Performance Insights

  • Response Time: API optimized with async routes and Uvicorn ASGI server for fast response times.
  • Validation Speed: Pydantic's compiled validators handle 40+ field validation efficiently.
  • Scaling: Azure Container Apps provides automatic horizontal scaling based on HTTP traffic.
  • Logging: Every request tracked with timestamp, client name, and response data for debugging and analytics.
  • Security: Multi-layer authentication (API keys + timestamp validation) prevents unauthorized access.

Skills I Practiced

This project gave me hands-on experience with several technical areas:

  • API Design: Structuring endpoints, choosing HTTP methods, designing clear request/response schemas.
  • Security Implementation: API key authentication, timestamp validation, keeping secrets out of code.
  • Cloud Deployment: Working with Azure Container Apps, managing container images, configuring cloud resources.
  • Azure Platform: Container services, networking, environment management, and monitoring.
  • Data Modeling: Translating complex rating logic into flexible, maintainable code.
  • Requirements Gathering: Working with stakeholders to understand the rating scheme, identify API functionality needs, and clarify edge cases.
  • Product Management: Developing and maintaining a product backlog to guide development priorities and future enhancements.
  • Stakeholder Communication: Translating technical concepts for non-technical stakeholders and gathering feedback on API behavior.

Building production APIs and deploying to cloud infrastructure was relatively new territory for me.

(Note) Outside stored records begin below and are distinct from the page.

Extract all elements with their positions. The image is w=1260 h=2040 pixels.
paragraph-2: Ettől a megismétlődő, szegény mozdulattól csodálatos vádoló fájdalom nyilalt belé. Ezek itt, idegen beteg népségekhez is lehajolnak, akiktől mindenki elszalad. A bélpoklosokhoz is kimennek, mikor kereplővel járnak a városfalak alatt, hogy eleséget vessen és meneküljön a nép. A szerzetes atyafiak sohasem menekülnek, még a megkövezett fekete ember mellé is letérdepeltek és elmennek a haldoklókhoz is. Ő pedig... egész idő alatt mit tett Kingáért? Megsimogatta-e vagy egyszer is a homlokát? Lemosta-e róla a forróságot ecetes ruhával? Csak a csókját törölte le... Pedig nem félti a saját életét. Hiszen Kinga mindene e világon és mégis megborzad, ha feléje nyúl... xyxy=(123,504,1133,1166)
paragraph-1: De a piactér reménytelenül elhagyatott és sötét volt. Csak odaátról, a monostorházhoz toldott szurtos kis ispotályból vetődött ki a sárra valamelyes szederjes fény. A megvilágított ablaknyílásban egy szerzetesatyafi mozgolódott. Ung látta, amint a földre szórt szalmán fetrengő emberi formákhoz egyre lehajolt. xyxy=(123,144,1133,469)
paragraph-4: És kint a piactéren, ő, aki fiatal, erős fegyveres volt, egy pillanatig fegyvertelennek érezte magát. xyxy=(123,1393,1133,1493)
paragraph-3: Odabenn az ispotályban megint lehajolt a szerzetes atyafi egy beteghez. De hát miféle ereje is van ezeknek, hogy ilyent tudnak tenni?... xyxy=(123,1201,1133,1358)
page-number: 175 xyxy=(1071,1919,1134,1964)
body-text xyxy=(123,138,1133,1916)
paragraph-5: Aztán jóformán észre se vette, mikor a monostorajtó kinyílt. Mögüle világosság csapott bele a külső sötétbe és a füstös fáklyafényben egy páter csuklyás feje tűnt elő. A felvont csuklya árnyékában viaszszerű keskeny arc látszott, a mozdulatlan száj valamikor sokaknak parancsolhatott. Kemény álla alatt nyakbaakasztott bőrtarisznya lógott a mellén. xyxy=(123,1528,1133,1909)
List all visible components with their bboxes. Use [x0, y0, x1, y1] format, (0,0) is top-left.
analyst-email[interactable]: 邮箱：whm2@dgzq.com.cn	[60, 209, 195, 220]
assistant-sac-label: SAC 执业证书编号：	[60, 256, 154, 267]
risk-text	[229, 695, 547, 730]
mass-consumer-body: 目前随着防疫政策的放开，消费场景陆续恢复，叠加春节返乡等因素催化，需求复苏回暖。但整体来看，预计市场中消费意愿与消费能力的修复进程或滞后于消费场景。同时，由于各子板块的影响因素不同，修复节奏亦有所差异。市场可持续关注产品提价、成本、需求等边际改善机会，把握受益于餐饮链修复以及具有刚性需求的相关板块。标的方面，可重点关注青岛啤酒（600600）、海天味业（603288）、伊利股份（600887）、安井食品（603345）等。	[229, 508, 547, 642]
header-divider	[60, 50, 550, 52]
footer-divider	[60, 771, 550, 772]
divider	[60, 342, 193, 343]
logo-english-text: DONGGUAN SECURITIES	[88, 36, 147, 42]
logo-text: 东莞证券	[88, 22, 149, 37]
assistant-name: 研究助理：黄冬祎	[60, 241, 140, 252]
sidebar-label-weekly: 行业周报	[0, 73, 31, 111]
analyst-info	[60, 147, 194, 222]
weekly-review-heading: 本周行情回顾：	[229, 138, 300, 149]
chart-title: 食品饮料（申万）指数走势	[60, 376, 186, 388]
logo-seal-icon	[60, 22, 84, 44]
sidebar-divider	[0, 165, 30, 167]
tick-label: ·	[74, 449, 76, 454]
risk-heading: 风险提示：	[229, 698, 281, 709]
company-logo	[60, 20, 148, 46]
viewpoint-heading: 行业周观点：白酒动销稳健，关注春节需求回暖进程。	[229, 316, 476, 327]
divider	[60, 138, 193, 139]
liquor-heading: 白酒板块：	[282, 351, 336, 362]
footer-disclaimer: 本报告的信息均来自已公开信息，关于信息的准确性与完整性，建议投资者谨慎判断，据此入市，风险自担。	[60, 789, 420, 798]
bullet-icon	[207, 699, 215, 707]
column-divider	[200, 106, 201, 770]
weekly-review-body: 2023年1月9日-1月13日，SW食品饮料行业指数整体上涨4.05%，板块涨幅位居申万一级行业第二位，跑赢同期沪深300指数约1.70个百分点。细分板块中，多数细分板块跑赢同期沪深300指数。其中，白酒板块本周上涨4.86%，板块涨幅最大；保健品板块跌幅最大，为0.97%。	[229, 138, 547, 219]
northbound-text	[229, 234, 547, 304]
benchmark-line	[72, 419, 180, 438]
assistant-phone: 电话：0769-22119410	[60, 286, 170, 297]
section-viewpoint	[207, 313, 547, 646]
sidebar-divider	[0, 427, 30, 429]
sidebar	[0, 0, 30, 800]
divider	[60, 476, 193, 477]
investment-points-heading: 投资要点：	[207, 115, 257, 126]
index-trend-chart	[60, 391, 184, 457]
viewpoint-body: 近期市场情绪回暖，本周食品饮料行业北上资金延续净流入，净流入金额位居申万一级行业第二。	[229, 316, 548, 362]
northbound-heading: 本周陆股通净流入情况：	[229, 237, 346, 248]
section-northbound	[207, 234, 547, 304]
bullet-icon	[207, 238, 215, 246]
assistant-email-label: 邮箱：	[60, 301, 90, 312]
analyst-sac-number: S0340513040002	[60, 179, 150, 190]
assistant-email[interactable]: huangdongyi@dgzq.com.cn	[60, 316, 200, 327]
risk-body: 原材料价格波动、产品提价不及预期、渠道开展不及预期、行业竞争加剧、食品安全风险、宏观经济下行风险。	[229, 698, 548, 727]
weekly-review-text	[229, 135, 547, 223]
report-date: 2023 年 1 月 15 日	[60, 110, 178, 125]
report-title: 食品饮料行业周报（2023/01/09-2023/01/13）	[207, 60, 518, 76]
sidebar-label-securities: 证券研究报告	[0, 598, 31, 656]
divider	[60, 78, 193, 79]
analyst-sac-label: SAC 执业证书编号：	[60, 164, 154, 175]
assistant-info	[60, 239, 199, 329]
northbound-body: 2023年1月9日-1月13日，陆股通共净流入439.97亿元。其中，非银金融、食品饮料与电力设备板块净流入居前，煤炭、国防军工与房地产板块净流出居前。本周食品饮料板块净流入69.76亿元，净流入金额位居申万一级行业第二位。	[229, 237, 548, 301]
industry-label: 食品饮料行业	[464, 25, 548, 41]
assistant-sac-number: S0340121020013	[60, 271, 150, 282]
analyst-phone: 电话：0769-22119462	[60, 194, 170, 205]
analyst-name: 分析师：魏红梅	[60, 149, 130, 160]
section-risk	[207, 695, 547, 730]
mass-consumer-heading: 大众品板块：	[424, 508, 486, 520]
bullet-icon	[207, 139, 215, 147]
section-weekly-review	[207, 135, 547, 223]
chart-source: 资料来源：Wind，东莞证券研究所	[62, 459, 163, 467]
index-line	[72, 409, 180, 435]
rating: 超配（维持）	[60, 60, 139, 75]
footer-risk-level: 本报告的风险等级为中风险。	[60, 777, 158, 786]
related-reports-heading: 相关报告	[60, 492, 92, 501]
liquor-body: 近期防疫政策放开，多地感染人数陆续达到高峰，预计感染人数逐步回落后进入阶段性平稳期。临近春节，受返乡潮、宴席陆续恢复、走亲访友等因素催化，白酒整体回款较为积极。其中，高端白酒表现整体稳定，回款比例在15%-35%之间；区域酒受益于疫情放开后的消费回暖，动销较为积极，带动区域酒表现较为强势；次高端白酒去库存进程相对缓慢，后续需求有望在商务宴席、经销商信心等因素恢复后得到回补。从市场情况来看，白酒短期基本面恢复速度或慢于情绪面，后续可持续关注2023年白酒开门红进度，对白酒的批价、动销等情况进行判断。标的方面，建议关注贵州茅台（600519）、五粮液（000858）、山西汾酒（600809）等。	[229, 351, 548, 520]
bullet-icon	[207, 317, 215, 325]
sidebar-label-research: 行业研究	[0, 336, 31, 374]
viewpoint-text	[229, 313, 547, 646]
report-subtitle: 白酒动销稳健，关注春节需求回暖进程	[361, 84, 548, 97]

My mechanical engineering background helped me understand the vehicle characteristics and efficiency factors, but the API development and cloud deployment side required focus and effort. FastAPI's excellent documentation and Azure's straightforward Container Apps service made it manageable.

Practical Applications

The RateYourTruck platform (powered by this API) helps:

  • Fleet managers assess their vehicles' environmental impact.
  • Companies evaluate new vehicle purchases with objective data.
  • Operators prioritize efficiency upgrades and retrofits.
  • Organizations meet environmental reporting requirements.
  • Supply chain partners demonstrate fleet improvements to customers.

Simplified Example Repository

I created a public example repository that demonstrates similar architectural patterns with simplified logic: FastAPI_VehicleRating

That repo uses basic scoring based on vehicle age, mileage, and engine size (completely made-up logic), but demonstrates the same patterns:

  • FastAPI routers and Pydantic schemas
  • CSV-based configuration (the example uses CSV files for simplicity)
  • API key authentication
  • Request logging with SQLAlchemy
  • Docker deployment

The actual Smart Truck Rating API uses database tables for all configuration (scoring variables, API keys, rating thresholds) and a far more sophisticated scoring model with dozens of weighted features across multiple categories, but the fundamental structure is the same.